Stephen Fishbach was the runner-up on Survivor: Tocantins and has been blogging about Survivor strategy for PEOPLE since 2009. Follow him on Twitter @stephenfishbach.
“Someone flips over that quickly to our side, it’s just as easy to flip-flop back.”
– Jerri Manthey, Survivor: Heroes vs. Villains
Wednesday night’s episode of Survivor presented us with two shocking possibilities.
Could San Juan del Sur turn out to be a good season? And could Jon Misch actually be a good strategist?
The game took a shocking twist during this episode – and thank God, because this season was long overdue for a shocking anything. Firefighter Jeremy, who looked like he was running the game after last week’s blindside of Josh, got blindsided himself by his own alliance.
The culprit: Jon Misch. Last week, Jon had sided with Jeremy after the frat pack snubbed his girlfriend Jaclyn. It looked like a new dominant alliance had formed – and that we were in for some snoozy “Scramble of the Week” episodes as Team Jeremy picked off Team Josh one by one.
This week: Reed rifles through Keith’s bag! Next week: Meat collector Alec and taco fanatic Wes come to blows over a roast beef sandwich! It seemed like we would be condemned to watch as Survivor‘s hard-working producers struggled to squeeze drama from a stone.
But how wrong we were!
With his wide-open face, boundless energy and goofy grin, Jon comes off like a golden retriever. You know he’s enthusiastic about Survivor. But is he good at it? Or is he just playing fetch with idols from Exile?
Yet episode after episode, Jon and Jaclyn have positioned themselves at the center of all the alliances. This week, Jon flips the game on its head. When Jeremy returns from Exile, he’s suspicious that Jon must have the idol and asks pointed questions to try to catch Jon in a lie.
Jon was never totally comfortable with Jeremy. The firefighter always seemed like an endgame threat. Now, Jon decides, “I need to do something and change the course of the game.”
Jon wins the Fishy for his Vlachos-ian double-dealing. He approaches Missy and tells her he has the idol. The idol can be a powerful tool to build confidence in an alliance. By showing Missy his idol, Jon turns her away from her oldest ally and tips the game into disarray.
But is it a good move? Disarray is dangerous, and Jon and Jaclyn are dancing a high-wire act by flipping and flopping.
Jon and Jaclyn knew they were at the bottom of both of the power alliances. They had a clear path to the final six – but not really any further. Now, by unseating both Josh and Jeremy, they have created their own alliance – one that could take them to the finals.
They’re also helped by the long-standing animosity among the other players. It’s hard to imagine Alec or Keith teaming up with Baylor or Missy – when Keith can only be bothered to talk to the women “in passing.”

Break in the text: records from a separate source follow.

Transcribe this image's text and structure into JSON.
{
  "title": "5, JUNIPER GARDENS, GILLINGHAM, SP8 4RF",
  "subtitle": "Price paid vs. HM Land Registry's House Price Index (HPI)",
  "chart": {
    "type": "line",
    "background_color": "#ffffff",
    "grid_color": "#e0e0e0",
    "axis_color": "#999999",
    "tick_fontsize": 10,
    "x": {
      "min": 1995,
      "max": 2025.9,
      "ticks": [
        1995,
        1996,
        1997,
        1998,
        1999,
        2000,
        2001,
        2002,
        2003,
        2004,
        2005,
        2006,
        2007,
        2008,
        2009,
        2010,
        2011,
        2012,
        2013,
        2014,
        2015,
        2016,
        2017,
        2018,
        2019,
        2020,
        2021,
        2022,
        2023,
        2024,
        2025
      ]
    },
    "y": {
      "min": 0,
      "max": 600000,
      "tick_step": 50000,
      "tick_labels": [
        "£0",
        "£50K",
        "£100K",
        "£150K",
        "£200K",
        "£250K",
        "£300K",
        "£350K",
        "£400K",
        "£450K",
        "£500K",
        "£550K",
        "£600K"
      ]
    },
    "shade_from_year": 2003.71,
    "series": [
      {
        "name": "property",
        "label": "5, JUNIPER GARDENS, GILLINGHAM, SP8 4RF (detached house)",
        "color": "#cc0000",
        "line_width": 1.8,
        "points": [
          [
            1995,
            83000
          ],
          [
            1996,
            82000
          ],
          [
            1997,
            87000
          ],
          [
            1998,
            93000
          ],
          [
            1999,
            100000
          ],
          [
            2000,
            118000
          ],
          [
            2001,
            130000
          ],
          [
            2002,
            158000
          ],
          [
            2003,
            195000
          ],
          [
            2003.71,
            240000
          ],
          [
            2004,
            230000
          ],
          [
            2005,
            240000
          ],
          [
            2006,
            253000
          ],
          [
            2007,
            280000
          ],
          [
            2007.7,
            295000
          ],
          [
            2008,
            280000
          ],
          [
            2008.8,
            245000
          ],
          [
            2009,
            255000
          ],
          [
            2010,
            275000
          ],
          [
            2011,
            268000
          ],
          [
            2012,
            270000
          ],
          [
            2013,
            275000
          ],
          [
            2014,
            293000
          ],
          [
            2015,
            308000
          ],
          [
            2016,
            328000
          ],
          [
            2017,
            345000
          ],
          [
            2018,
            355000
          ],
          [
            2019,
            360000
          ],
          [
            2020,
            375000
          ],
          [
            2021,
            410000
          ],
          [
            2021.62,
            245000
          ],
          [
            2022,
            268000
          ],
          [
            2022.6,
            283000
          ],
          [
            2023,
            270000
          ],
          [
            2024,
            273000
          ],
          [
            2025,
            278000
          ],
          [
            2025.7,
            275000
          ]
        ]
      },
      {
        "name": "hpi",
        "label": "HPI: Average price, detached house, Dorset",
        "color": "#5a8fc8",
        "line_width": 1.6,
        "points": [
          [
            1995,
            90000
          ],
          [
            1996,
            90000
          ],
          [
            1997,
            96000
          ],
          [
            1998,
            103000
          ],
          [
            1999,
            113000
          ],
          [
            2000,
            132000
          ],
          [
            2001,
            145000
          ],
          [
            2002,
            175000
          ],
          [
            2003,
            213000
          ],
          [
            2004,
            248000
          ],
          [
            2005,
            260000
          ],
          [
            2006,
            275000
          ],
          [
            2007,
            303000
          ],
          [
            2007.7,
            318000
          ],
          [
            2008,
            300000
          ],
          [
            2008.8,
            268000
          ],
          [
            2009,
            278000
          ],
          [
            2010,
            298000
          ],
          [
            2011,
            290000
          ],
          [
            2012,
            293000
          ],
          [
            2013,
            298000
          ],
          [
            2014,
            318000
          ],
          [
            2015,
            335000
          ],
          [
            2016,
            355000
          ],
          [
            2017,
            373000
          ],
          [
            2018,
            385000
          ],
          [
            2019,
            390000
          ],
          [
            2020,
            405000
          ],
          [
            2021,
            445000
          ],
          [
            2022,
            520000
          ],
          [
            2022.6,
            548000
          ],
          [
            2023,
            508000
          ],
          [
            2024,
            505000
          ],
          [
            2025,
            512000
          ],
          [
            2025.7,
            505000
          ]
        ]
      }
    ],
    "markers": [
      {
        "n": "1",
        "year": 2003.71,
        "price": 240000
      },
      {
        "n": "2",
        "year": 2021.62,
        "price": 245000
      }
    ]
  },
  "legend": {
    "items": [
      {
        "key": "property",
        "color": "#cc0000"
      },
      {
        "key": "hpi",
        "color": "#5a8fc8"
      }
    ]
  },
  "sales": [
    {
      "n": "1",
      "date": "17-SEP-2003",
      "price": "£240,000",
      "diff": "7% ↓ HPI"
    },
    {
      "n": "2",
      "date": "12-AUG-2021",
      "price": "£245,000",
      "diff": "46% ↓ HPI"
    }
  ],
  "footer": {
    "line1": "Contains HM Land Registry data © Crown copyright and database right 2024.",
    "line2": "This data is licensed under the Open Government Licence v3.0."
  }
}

The real dangers are Reed and Natalie, who can move between the groups and are both strong players. Reed exposed Keith’s idol and might have saved himself even without the total upheaval. Natalie showed she’s willing to leave it all on the field when she gave Jon her spot at the reward. The move was transparent and didn’t pay off, but it was bold nevertheless.
(Side note: I can guarantee you that Tocantins-era Jeff Probst would not have allowed people to swap places in their reward. Is anything up for negotiation now?)
Tony showed us last season that flipping alliances won’t necessarily get you Finchered out of the game. Neither Jon nor Jaclyn has Tony’s X-ray vision into people’s souls. But there are two of them – and their two brains put together could equal Tony’s one.